Some investors are still hoping that Trump’s threat of sanctions is merely a negotiating tactic to force concessions from trading partners. Or, as Scott Bessent, the former hedge-fund manager who is now Treasury Secretary, told the Financial Times in October, “it’s escalate to de-escalate.” Perhaps. But since his Inauguration, Trump has made clear that he plans to upend the international trade system and assert U.S. economic power in ways that are fundamentally antithetical to how the world economy has been organized since after the Second World War—a period in which American inflation-adjusted G.D.P. per capita rose from roughly fifteen thousand dollars to nearly seventy thousand dollars, while, in recent decades, workers’ wages stagnated and inequality increased sharply.

Trump campaigned on using trade policy to protect American workers, but his willingness to push around America’s neighbors, Mexico and Canada, as well as Greenland, Colombia, and Panama, is part of a broader agenda that is more accurately described as economic imperialism than as mere protectionism. One definition of economic imperialism is a strong country using its power to exert control over the economic resources and policies of weaker ones. The pretext Trump cited for the tariffs on Mexico and Canada was the inflow of fentanyl. This is certainly a serious problem, posed particularly by Mexican drug cartels: last year, authorities seized ninety-six hundred kilograms of the drug at the southern border. However, the total amount of fentanyl seized at the northern border in 2024 was a mere nineteen kilograms, according to the New York Times. Canada is not a major source of the fentanyl killing Americans, and the real reason for Trump’s animus toward the country appears to be that it runs a trade surplus with the United States and that its leader hasn’t been sufficiently deferential to him.
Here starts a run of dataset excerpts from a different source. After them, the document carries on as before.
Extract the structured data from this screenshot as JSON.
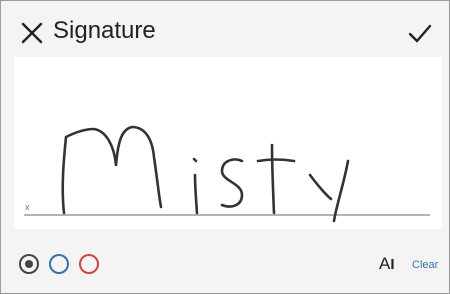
{
  "dialog": {
    "title": "Signature"
  },
  "icons": {
    "close": "close-icon",
    "confirm": "checkmark-icon",
    "font": "text-cursor-icon"
  },
  "canvas": {
    "baseline_marker": "x",
    "signature_text": "Misty"
  },
  "pen_colors": [
    {
      "name": "black",
      "color": "#444444",
      "selected": true
    },
    {
      "name": "blue",
      "color": "#2e74b5",
      "selected": false
    },
    {
      "name": "red",
      "color": "#d9423a",
      "selected": false
    }
  ],
  "toolbar": {
    "font_button_letter": "A",
    "clear_label": "Clear"
  },
  "colors": {
    "accent": "#2e74b5",
    "ink": "#333333"
  }
}
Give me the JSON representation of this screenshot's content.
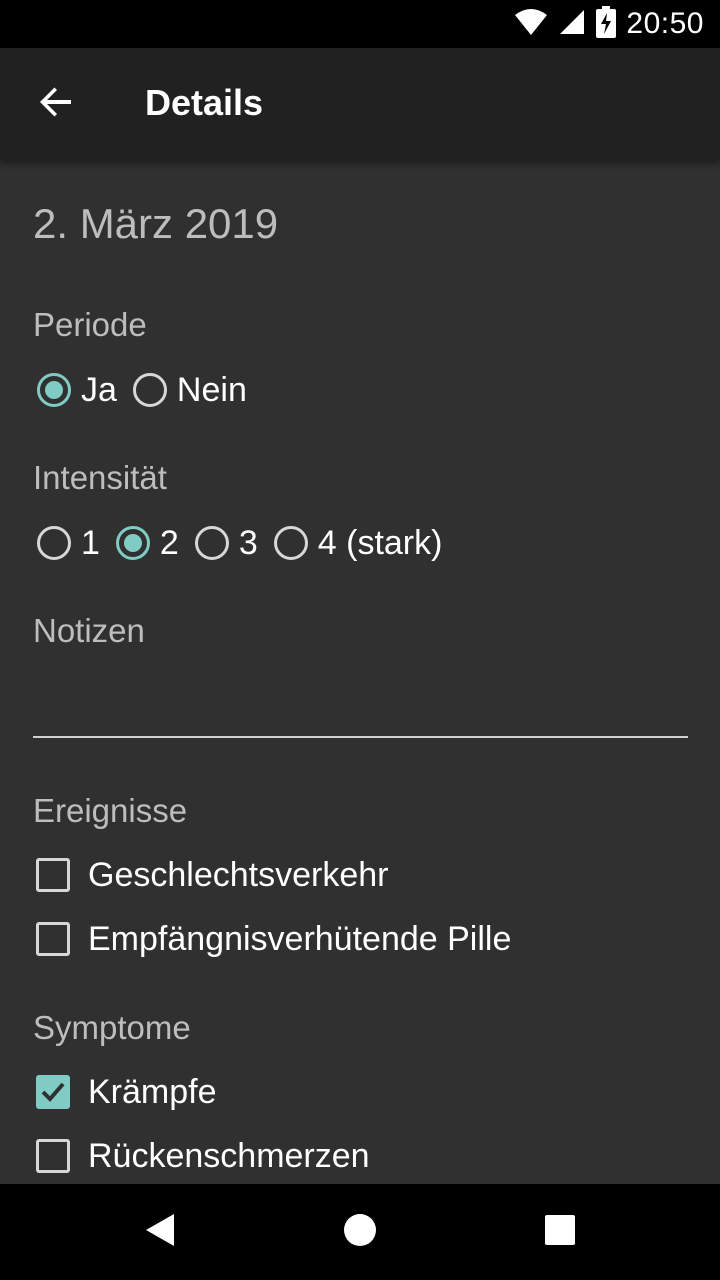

Over the weekend, Trump claimed on his Truth Social account, “We pay hundreds of Billions of Dollars to SUBSIDIZE Canada. Why? There is no reason.” And on Monday, speaking to reporters in the Oval Office, he repeated his assertion that Canada should become the fifty-first state. Of course, the United States doesn’t spend a dollar to subsidize Canada. Just as is the case between many advanced economies, a lot of commerce goes on across the U.S.-Canada border. In 2023, Canada imported $440.9 billion worth of U.S. goods and services. To be sure, we also imported a lot of goods and services from Canada: $481.6 billion. This created a bilateral trade deficit of $40.7 billion, equivalent to less than 0.15 per cent of the U.S. G.D.P.—hardly an alarming figure.

Moreover, trade in goods and services is only part of the U.S.-Canada economic relationship. Financial capital also moves across the northern border in search of profitable investment opportunities, such as purchases of businesses or real estate. In 2022, according to the Office of the U.S. Trade Representative, the total stock of Canadian direct investment in the United States was $589.3 billion, compared with U.S. direct investment in Canada of $438.8 billion. In other words, the United States was running a surplus on investment capital. Quite possibly, Trump himself has benefitted from this inflow by selling condos to wealthy Canadians. If he has, he hasn’t mentioned it.
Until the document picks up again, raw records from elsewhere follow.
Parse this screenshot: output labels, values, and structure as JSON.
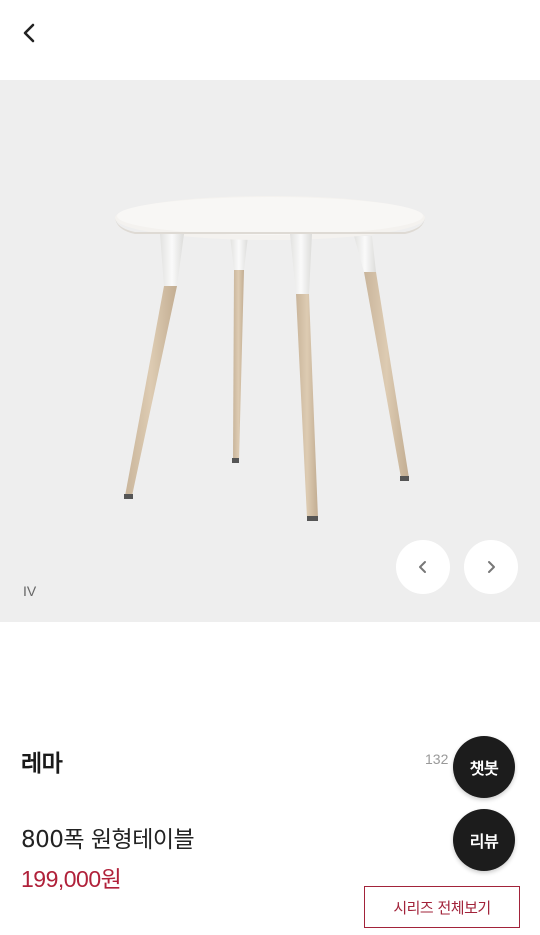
{
  "header": {
    "back_icon": "chevron-left-icon"
  },
  "gallery": {
    "image_alt": "round table",
    "image_label": "IV",
    "prev_icon": "chevron-left-icon",
    "next_icon": "chevron-right-icon"
  },
  "product": {
    "series_name": "레마",
    "like_count": "132",
    "name": "800폭 원형테이블",
    "price": "199,000원"
  },
  "floating": {
    "chatbot_label": "챗봇",
    "review_label": "리뷰"
  },
  "actions": {
    "series_all_label": "시리즈 전체보기"
  },
  "colors": {
    "accent": "#a2233a",
    "fab_bg": "#1c1c1c",
    "hero_bg": "#eeeeee"
  }
}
As for the trade deficit, much of it is accounted for by energy products, particularly crude oil and natural gas, which Canada exports to the United States in large quantities. If the tariffs go into effect, the price of these products will go up for Americans. Over the weekend, Irving Energy, a Canadian company that supplies propane to Maine, New Hampshire, and Vermont, warned that it would pass the levies on to its customers. That’s what happens in trade wars.
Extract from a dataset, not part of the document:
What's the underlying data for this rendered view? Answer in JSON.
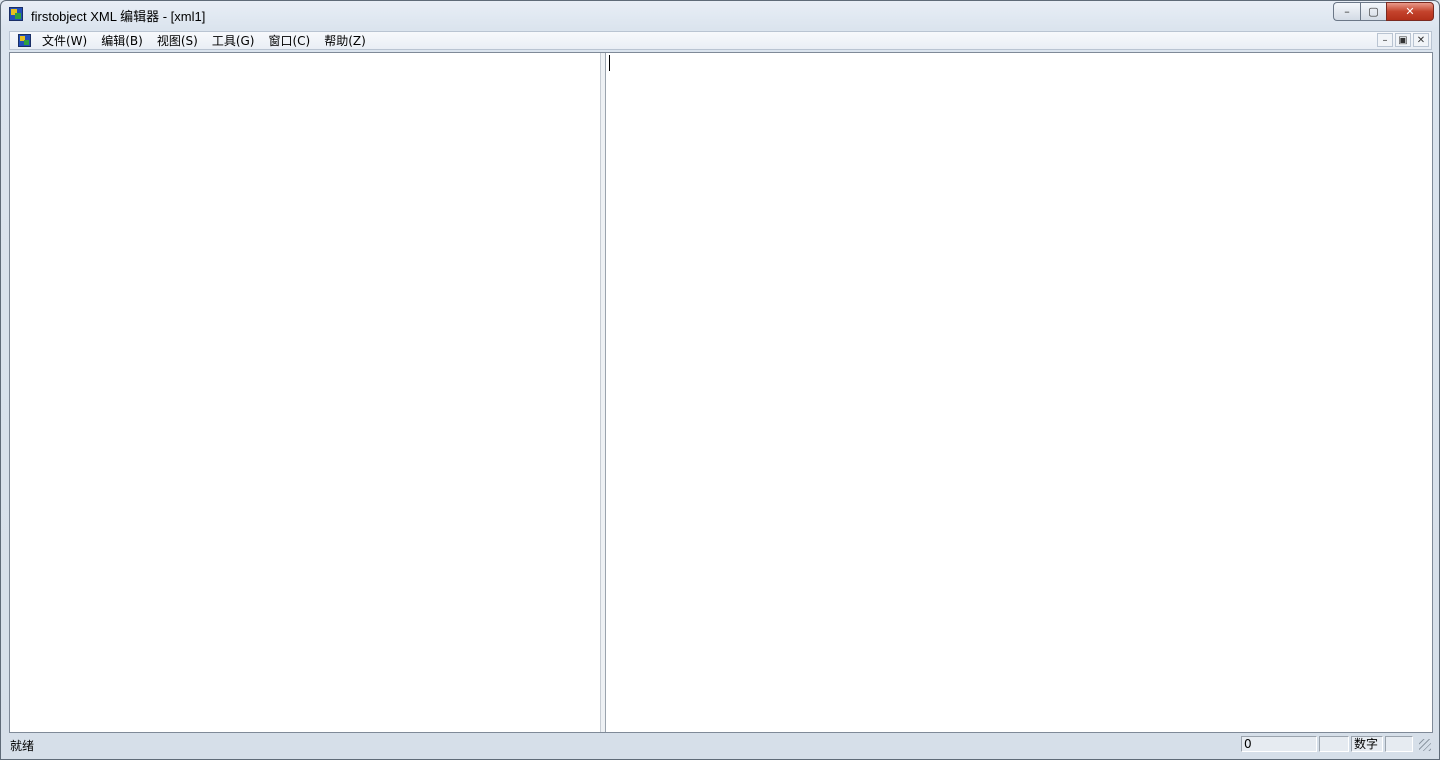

The auto industry plays a key role in U.S. trade with Mexico and Canada. Since the North American Free Trade Agreement was signed in 1993, U.S. and foreign-owned automakers have reconstituted their manufacturing operations. General Motors, for example, now assembles about forty per cent of the vehicles it sells in the United States in Mexico and Canada. And the level of cross-border integration goes well beyond final assembly. Much of the industry’s supply chain is organized on a continental basis, some parts crossing a border several times before they are shipped out as part of a finished car or truck. As Paul Krugman pointed out in a Substack post, the Trump tariffs threaten to blow up this entire model.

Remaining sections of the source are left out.